Das soziale Arbeitsumfeld von Ben

Etwas atypisch hat Ben im Jahr 2030 einen Vorgesetzten, der zudem als direkte Ansprechperson gilt. Die meisten seiner Kollegen und Freunde haben keinen Chef mehr. Sie alle sind selbstständig, arbeiten demnach je nach Bedarf und Projekt. Selbstständig zu arbeiten ist keine grosse Schwierigkeit, da es in der Zwischenzeit eine Vielzahl von E-Plattformen gibt, bei denen man sich anmelden und sich für eine Tätigkeit bewerben kann. Die Projektbezogene Arbeit ist im Jahr 2030 die Regel, die Festanstellung eher die Ausnahme. Ben ist festangestellt, arbeitet in seinem Job aber vor allem projektbezogen. Routinetätigkeiten werden heute von Maschinen und Robotern ausgeführt. Menschen werden nur noch bei zwischenmenschlichen Jobausführungen benötigt, also dann, wenn es um eine emotionale zwischenmenschliche Arbeit geht, wie z.B. bei der Beratung und Betreuung eines Verkaufs oder Einkaufs, bei der Pflege, bei der künstlerischen Ausführung in der Produktherstellung oder bei äusserst komplexen und anspruchsvollen Tätigkeiten.
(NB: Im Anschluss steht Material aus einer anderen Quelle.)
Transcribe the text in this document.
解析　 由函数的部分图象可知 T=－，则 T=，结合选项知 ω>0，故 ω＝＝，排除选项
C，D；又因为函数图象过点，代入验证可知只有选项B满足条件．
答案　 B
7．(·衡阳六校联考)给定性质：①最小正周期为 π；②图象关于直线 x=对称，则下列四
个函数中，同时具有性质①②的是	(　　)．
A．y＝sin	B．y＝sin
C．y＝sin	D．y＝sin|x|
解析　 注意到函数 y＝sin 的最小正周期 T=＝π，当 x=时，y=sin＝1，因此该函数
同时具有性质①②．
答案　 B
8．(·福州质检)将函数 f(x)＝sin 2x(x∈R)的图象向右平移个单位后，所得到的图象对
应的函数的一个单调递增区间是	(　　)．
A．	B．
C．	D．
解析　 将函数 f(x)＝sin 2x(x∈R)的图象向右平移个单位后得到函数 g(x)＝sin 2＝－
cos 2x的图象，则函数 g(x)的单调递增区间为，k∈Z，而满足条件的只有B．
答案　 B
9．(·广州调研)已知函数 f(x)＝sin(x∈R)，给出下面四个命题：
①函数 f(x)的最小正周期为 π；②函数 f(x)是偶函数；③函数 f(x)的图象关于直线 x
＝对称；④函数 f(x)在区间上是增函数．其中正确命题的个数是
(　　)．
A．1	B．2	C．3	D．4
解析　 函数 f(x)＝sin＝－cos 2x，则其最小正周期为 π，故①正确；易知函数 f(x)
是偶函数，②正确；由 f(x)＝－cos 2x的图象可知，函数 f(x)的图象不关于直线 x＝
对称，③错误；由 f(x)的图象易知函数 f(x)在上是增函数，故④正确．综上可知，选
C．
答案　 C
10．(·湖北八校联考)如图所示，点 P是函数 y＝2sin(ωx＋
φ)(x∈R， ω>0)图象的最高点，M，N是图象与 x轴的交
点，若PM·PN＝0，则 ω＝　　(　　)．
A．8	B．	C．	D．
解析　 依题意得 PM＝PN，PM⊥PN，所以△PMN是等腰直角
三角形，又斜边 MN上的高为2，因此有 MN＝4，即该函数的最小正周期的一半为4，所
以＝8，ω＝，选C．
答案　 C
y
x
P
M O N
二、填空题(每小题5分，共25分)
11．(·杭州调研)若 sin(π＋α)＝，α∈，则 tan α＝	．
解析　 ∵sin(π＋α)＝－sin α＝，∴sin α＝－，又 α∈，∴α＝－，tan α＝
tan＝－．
Auch der ganze Tourismus bevorzugt nach wie vor Menschen, da dies die authentische Lebensart der ursprünglichen Bewohner besser widerspiegelt. Die aufgewendete Arbeitszeit pro Mensch sinkt laufend, d.h., auch Ben muss immer weniger Zeit für die Arbeit aufwenden. Vor 15 Jahren war dies noch ganz anders, da war der Arbeitsdruck derjenigen Menschen in den Industrienationen, die eine Arbeit hatten, sehr hoch. Es kam zu Burnouts, zumeist auf Grund der Arbeitsbelastung, denn der Druck, der auf den produzierenden Unternehmen lastete, war sehr gross. Mit den erweiterten technischen Möglichkeiten, insbesondere der allumfassenden Automatisierung, hatten die Menschen immer weniger zu tun.

Heute sind nur noch ein paar wenige Branchen noch nicht komplett automatisiert, so z.B. die Rohstoffgewinnung und der ganze künstlerische, gestalterische Bereich. Da wird nach wie vor auf Menschen gesetzt. Und natürlich der ganze Bereich der speziellen Software-Programmierung, obwohl Ben erst kürzlich einen umfassenden Fachartikel über die automatische Standardprogrammierung der künstlichen Intelligenz gelesen hatte. Der Artikel beschrieb im Detail, dass selbst komplexe Anforderungen mit dem neuen Galileo-Computer innerhalb von wenigen Stunden programmierbar ist.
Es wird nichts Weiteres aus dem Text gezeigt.